Changes in sensorimotor network dynamics in resting-state recordings in Parkinson's disease.
Non-invasive recordings of magnetoencephalography have been used for developing biomarkers for neural changes associated with Parkinson's disease that can be measured across the entire course of the disease. These studies, however, have yielded inconsistent findings. Here, we investigated whether analysing motor cortical activity within the context of large-scale brain network activity provides a more sensitive marker of changes in Parkinson's disease using magnetoencephalography. We extracted motor cortical beta power and beta bursts from resting-state magnetoencephalography scans of patients with Parkinson's disease (N = 28) and well-matched healthy controls (N = 36). To situate beta bursts in their brain network contexts, we used a time-delay-embedded hidden Markov model to extract brain network activity and investigated co-occurrence patterns between brain networks and beta bursts. Parkinson's disease was associated with decreased beta power in motor cortical power spectra, but no significant differences in motor cortical beta-burst dynamics occurred when using a conventional beta-burst analysis.
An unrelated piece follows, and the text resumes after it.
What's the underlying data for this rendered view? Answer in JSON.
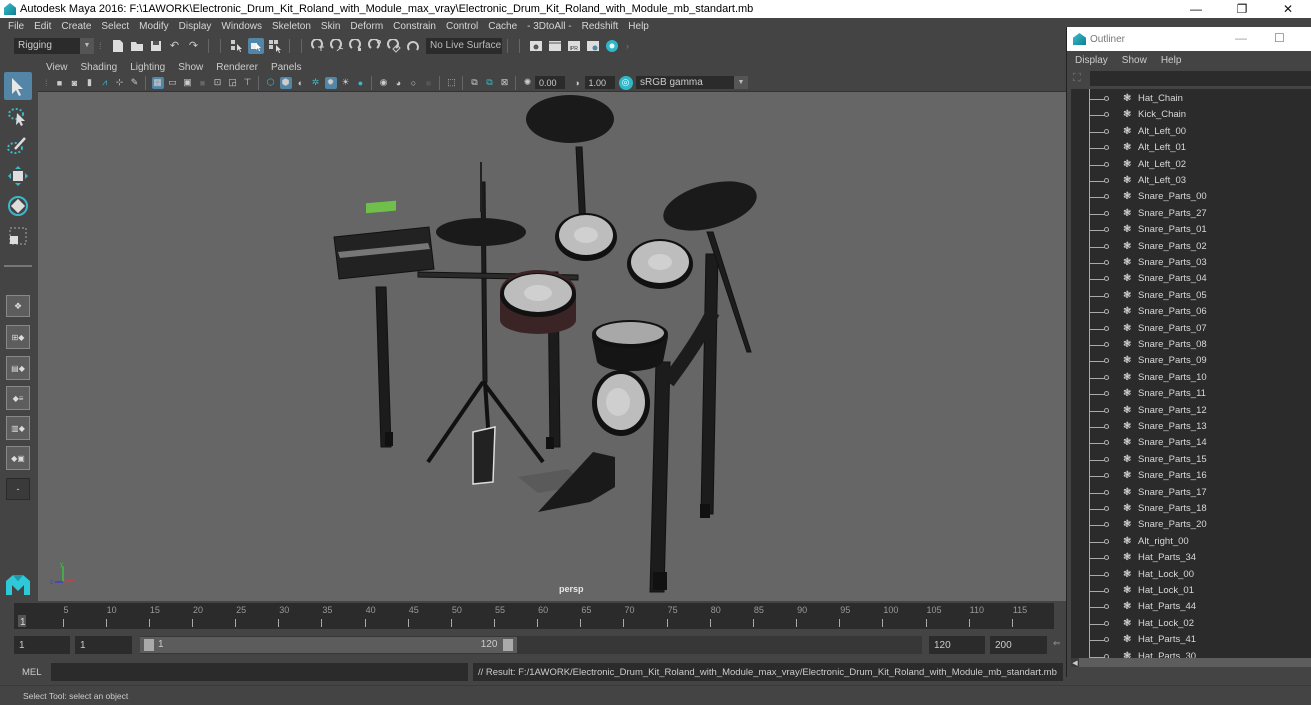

Dynamics of a large-scale sensorimotor network extracted with the time-delay-embedded hidden Markov model approach revealed significant decreases in the occurrence of this network with Parkinson's disease. By comparing conventional burst and time-delay-embedded hidden Markov model state occurrences, we observed that motor beta bursts occurred during both sensorimotor and non-sensorimotor network activations. When using the large-scale network information provided by the time-delay-embedded hidden Markov model to focus on bursts that were active during sensorimotor network activations, significant decreases in burst dynamics could be observed in patients with Parkinson's disease. In conclusion, our findings suggest that decreased motor cortical beta power in Parkinson's disease is prominently associated with changes in sensorimotor network dynamics using magnetoencephalography. Thus, investigating large-scale networks or considering the large-scale network context of motor cortical activations may be crucial for identifying alterations in the sensorimotor network that are prevalent in Parkinson's disease and might help resolve contradicting findings in the literature.